Saying silence is equivalent to violence, more than 120 people marched down Main Avenue and gathered in Buckley Park to protest violence against Asian Americans and Pacific Islanders on Sunday.
The Rally & March for Asian Solidarity and Racial Justice began with the assembled crowd marching on Main Avenue and returning to Buckley Park for several speeches decrying what one speaker said was a 120% increase in crimes against Asians in the United States in 2020.
As they marched on Main Avenue the crowd shouted “silence is violence.”
Gina Lopez, a member of the Ute Mountain Ute Tribe, said white supremacy and racism has led people to dehumanize the six Asian women who were killed in the March 16 Atlanta-area mass shooting at three massage businesses as “sex workers.”
“White supremacy and racism allows us to make assumptions based on stereotypes,” she told the crowd.

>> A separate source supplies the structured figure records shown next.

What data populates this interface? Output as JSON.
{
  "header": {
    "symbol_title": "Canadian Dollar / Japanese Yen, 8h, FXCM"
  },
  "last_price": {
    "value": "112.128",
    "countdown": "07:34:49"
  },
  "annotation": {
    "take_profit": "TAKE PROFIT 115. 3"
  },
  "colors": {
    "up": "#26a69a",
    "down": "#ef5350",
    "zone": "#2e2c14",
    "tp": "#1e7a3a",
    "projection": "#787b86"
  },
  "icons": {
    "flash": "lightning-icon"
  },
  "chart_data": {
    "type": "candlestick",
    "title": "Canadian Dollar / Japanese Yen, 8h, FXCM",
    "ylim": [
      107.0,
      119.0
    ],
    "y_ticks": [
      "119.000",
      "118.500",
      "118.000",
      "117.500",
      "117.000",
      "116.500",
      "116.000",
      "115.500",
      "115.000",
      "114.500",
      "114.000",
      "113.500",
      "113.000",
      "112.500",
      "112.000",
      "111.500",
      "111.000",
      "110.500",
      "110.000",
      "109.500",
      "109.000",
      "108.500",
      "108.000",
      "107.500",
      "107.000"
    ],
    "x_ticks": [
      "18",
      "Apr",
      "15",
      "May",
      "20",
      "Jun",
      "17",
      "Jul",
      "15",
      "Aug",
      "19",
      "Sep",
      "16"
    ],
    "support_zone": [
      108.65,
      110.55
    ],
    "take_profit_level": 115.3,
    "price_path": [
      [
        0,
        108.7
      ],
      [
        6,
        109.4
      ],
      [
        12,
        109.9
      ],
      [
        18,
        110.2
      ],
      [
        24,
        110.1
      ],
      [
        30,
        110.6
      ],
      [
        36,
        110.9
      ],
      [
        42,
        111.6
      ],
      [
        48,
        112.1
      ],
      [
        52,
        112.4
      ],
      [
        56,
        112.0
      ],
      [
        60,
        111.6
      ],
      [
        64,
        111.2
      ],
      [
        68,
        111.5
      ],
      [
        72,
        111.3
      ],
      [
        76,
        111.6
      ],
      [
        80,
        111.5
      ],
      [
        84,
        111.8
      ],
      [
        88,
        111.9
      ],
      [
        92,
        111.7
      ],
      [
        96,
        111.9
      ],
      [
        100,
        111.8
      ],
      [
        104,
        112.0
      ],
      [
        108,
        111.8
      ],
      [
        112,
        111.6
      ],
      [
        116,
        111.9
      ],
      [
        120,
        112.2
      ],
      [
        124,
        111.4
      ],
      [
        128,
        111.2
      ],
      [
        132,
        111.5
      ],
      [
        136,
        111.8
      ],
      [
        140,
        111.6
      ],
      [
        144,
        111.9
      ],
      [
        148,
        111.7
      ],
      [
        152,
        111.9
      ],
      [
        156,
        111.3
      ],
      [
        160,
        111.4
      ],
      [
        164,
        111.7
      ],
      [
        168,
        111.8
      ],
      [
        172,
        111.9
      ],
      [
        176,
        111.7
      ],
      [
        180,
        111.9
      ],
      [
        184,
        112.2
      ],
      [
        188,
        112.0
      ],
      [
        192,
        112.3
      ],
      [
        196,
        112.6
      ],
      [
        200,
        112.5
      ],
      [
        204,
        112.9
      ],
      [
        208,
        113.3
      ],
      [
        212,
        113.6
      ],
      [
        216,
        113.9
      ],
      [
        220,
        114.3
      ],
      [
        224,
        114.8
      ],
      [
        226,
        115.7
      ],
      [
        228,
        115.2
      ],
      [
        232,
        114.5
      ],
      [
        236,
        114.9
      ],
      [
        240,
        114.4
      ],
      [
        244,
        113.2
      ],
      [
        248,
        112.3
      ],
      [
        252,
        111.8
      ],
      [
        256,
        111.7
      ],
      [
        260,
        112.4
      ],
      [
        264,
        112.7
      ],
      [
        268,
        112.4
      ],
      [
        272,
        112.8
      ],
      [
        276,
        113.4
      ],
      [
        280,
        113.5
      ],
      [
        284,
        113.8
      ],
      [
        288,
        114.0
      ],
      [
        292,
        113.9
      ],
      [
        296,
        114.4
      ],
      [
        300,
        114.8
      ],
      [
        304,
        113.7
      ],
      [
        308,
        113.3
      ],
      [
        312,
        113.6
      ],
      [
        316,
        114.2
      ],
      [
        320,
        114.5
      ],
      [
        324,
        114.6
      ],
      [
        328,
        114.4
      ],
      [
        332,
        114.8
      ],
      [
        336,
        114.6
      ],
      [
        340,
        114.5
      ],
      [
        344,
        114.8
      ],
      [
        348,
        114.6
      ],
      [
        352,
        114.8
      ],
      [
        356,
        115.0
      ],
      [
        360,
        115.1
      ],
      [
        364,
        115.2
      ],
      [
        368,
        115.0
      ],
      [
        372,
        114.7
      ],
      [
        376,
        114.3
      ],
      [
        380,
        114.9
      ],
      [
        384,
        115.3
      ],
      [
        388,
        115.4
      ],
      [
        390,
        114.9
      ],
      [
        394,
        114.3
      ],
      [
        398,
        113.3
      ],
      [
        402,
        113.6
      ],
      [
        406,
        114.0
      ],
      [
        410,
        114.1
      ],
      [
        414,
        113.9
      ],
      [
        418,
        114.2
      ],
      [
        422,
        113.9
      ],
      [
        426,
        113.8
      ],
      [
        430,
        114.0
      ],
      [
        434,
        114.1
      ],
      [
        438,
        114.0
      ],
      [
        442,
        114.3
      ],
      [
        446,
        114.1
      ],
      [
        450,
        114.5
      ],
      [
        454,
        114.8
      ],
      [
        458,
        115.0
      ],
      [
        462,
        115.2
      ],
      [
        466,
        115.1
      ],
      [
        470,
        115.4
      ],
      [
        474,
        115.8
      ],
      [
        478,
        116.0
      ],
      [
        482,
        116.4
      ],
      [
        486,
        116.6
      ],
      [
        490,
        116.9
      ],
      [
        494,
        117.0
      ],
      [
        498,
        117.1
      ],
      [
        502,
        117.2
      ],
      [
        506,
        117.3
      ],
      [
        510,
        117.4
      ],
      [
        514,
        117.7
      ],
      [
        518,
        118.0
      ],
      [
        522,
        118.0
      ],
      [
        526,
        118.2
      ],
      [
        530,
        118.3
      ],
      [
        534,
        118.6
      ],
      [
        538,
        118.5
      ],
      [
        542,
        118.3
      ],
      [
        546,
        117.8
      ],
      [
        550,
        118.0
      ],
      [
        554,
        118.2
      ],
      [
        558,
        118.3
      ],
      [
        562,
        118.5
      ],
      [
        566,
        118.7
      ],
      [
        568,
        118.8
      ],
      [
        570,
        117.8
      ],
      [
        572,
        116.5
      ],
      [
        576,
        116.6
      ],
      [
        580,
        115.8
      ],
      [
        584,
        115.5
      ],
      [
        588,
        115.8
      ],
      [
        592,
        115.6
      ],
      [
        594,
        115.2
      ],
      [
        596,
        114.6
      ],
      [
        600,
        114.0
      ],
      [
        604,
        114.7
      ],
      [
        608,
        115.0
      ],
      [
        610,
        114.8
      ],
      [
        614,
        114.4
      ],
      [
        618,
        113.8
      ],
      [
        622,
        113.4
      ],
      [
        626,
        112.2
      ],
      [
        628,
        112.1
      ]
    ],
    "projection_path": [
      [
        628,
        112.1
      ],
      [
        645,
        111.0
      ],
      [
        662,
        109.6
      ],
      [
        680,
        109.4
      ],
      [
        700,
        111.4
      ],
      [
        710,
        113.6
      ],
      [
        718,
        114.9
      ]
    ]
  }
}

Lopez said dehumanizing people is a big factor behind hate crimes against people of racial and ethnic minorities.
Of the eight people who were killed in the Atlanta shooting, six were women of Asian descent – including four who have been identified as ethnic Koreans, ranging in age from 51 years old to 74. One was a South Korean citizen.
The Asian women killed in the shooting were Hyun Jung Grant, 51; Xiaojie Tan, 49; Yong Ae Yue, 63; Suncha Kim, 69; Soon Chung Park, 74; and Daoyou Feng, 44. Two customers at the businesses were also killed, Delaina Ashley Yaun, 33, and Paul Andre Michels, 54.
Roxanne Benefiel said as a white woman she struggled with her speech after being asked to address the rally.
“When I was asked to speak about white silence, I was terrified,” but she said as a member of a family who traced its roots back in the Durango area five generations, she “realized what it took to settle here.”
Remaining silent about violence directed against minorities is no longer an option, she said.
“It’s never too late to speak up. It’s our responsibility as white people to keep our peers accountable,” she said.
Lynne Sholler, a Durango civil rights attorney, said she attended the rally to show solidarity with the Asian community.
She said she represents a client who has been discriminated against in Durango, and it’s important to battle racism not only in courts but publicly like at Sunday’s rally.
“It seems invisible to us white folks, but Durango is not the paradise we make it out to be,” she said.